Samsung sees value in bigger Galaxy Mega smartphones
Largest Mega will have 6.3-in. display
Computerworld - Samsung struck again today, announcing two even bigger Galaxy Mega smartphones with 5.8-in. and 6.3-in. LCD HD screens.
The Mega 5.8 and the Mega 6.3 both run Android 4.2 and will ship globally, starting in Europe and Russia in May, Samsung said in a statement. Pricing and wireless carriers have not been announced.
The trend toward bigger screens is already well-established with Samsung and other Android phone makers. Samsung's Galaxy Note II smartphone-tablet features a 5.5-in. display, while its upcoming Galaxy S4 will have a 5-in. HD Super AMOLED display.
By comparison, the popular iPhone 5 has a 4-in.display, the first in the iPhone line with a screen of more than 3.5 inches.
Samsung also has a penchant for offering devices in a variety of sizes and form factors. Its four basic Galaxy Tabs have displays ranging from 7 to 10.1 inches.

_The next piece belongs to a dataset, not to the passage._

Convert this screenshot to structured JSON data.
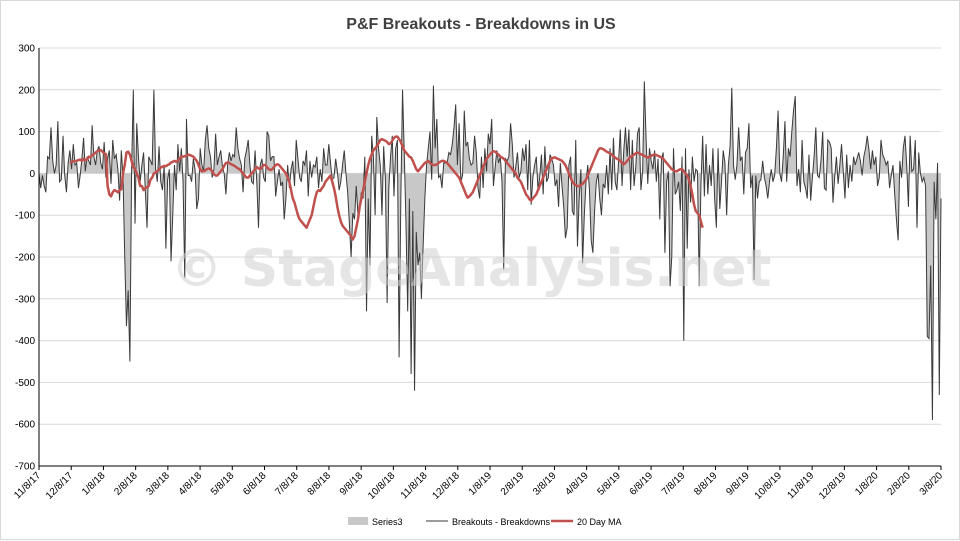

Samsung manufactures many of its own device components, making the cost of rolling out different sizes of devices more manageable than if it relied only on third-party suppliers.
Still, the increasing sizes of the smartphones has given some analysts pause.
"How many more sizes will we have?" asked Gartner analyst Carolina Milanesi. The ideal size for one-hand usage is 4.3-in., she said, well short of what Samsung has been promoting in the past year.
She said a small person can use a smartphone with a 6-in. display, but mainly as a phone "and anything more is a push."
Milanesi suggested that Samsung may be offering the Mega as an experiment to see what customers prefer.
"I am not sure Mega is anything other than an experiment to see what consumers like, but that can be an expensive experiment," she said.
It may be an experiment that Samsung can afford. The Seoul-based company sells half of all the Android phones globally, and phones running Android make up nearly 70% of the entire smartphone market globally, according to Gartner and IDC.
But Samsung is also marketing-aware and has invested heavily in advertising its products based on market research, analysts said. "If there wasn't a market for bigger screens, the phones wouldn't sell," said Jack Gold, an analyst at J. Gold Associates. "If you look around, you can find an Android device with a smaller form factor -- just perhaps not with the latest Snapdragon or Tegra processor."
Bigger phones tend to use the newest and most expensive chips, Gold said, partly because the overall higher price paid by consumers allows it. While bigger screens make it hard for a one-handed user, they also are easier on the eyes of older users when watching video and surfing, he added. "The market is driving the device selection," he said.